Ultima Instancia
Flavia Annenberg e Juana Kweitel - 03/05/2012 - 13h58
O STF (Supremo Tribunal Federal) declarou no dia 26 de abril de 2012, por unanimidade, a constitucionalidade da reserva de vagas para negros no processo seletivo para ingresso no Ensino Superior. Com essa decisão, a corte constitucional brasileira deu um passo importante rumo à consolidação de uma sociedade mais justa e igualitária.

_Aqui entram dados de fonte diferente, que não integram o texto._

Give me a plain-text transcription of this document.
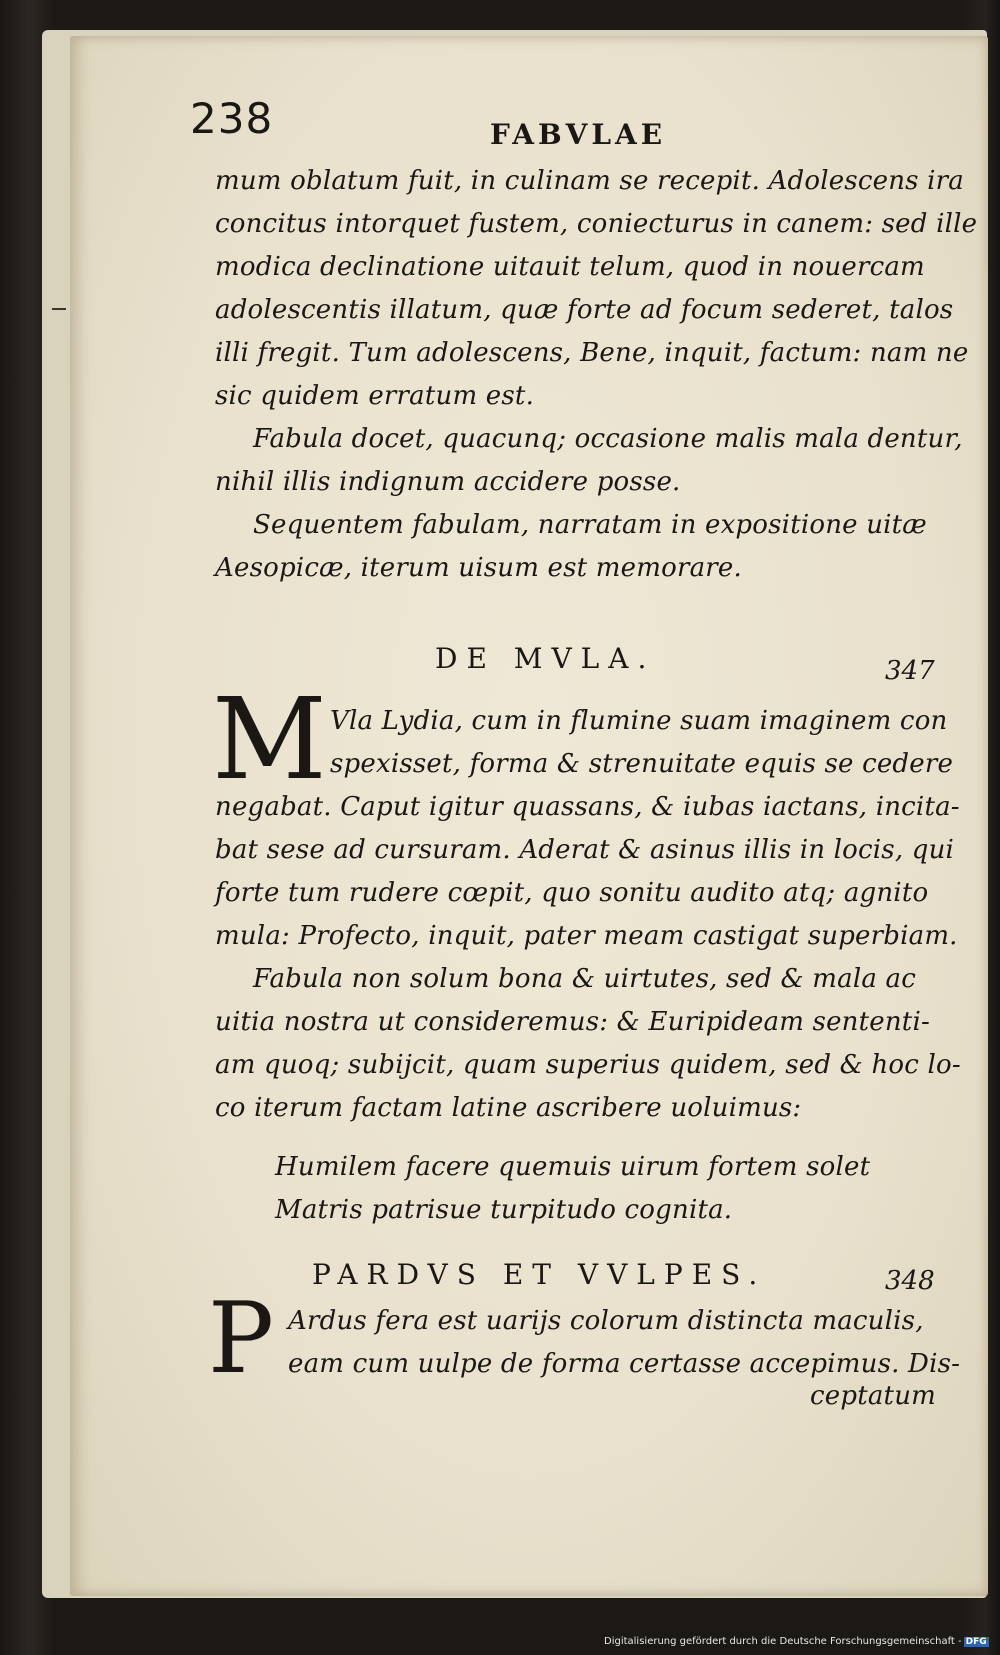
238	FABVLAE
mum oblatum fuit, in culinam se recepit. Adolescens ira
concitus intorquet fustem, coniecturus in canem: sed ille
modica declinatione uitauit telum, quod in nouercam
adolescentis illatum, quæ forte ad focum sederet, talos
illi fregit. Tum adolescens, Bene, inquit, factum: nam ne
sic quidem erratum est.
Fabula docet, quacunq; occasione malis mala dentur,
nihil illis indignum accidere posse.
Sequentem fabulam, narratam in expositione uitæ
Aesopicæ, iterum uisum est memorare.
DE MVLA.	347
M Vla Lydia, cum in flumine suam imaginem con
spexisset, forma & strenuitate equis se cedere
negabat. Caput igitur quassans, & iubas iactans, incita-
bat sese ad cursuram. Aderat & asinus illis in locis, qui
forte tum rudere cœpit, quo sonitu audito atq; agnito
mula: Profecto, inquit, pater meam castigat superbiam.
Fabula non solum bona & uirtutes, sed & mala ac
uitia nostra ut consideremus: & Euripideam sententi-
am quoq; subijcit, quam superius quidem, sed & hoc lo-
co iterum factam latine ascribere uoluimus:
Humilem facere quemuis uirum fortem solet
Matris patrisue turpitudo cognita.
PARDVS ET VVLPES.	348
P Ardus fera est uarijs colorum distincta maculis,
eam cum uulpe de forma certasse accepimus. Dis-
ceptatum
Digitalisierung gefördert durch die Deutsche Forschungsgemeinschaft - DFG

A discriminação racial é um traço da sociedade brasileira que não se apaga sem uma postura pró ativa do Estado para corrigir desigualdades. Sabe-se que a população negra é a maior vítima da violência. Segundo o mais atual Mapa da Violência (Waiselfisz, 2012), entre as vítimas de homicídios no país, há 139% mais negros do que brancos. As diferenças de rendimento familiar também são expressivas — nos 10% mais pobres da população, aproximadamente 70% são negros, ao passo que, no 1% mais rico, a população negra corresponde a pouco mais de 15% (IBGE, 2010). Ainda, o analfabetismo atinge duas vezes mais os negros do que os brancos (IBGE, 2010).O ministro Ayres Britto escolheu esse caso, a ADPF (Arguição de Descumprimento de Preceito Fundamental) 186, para inaugurar sua presidência no tribunal. O STF já havia convocado a sociedade a discutir o tema em audiência pública realizada em 2010. Na ocasião, representantes de universidades mostraram que as políticas de inclusão que consideraram apenas critérios como faixa de renda e formação em escolas públicas não foram capazes de alterar a composição racial do corpo estudantil. Com isso, deixaram claro que o problema da segregação não é apenas econômico. No Brasil, os negros são duplamente marginalizados — à pobreza soma-se a cor da pele.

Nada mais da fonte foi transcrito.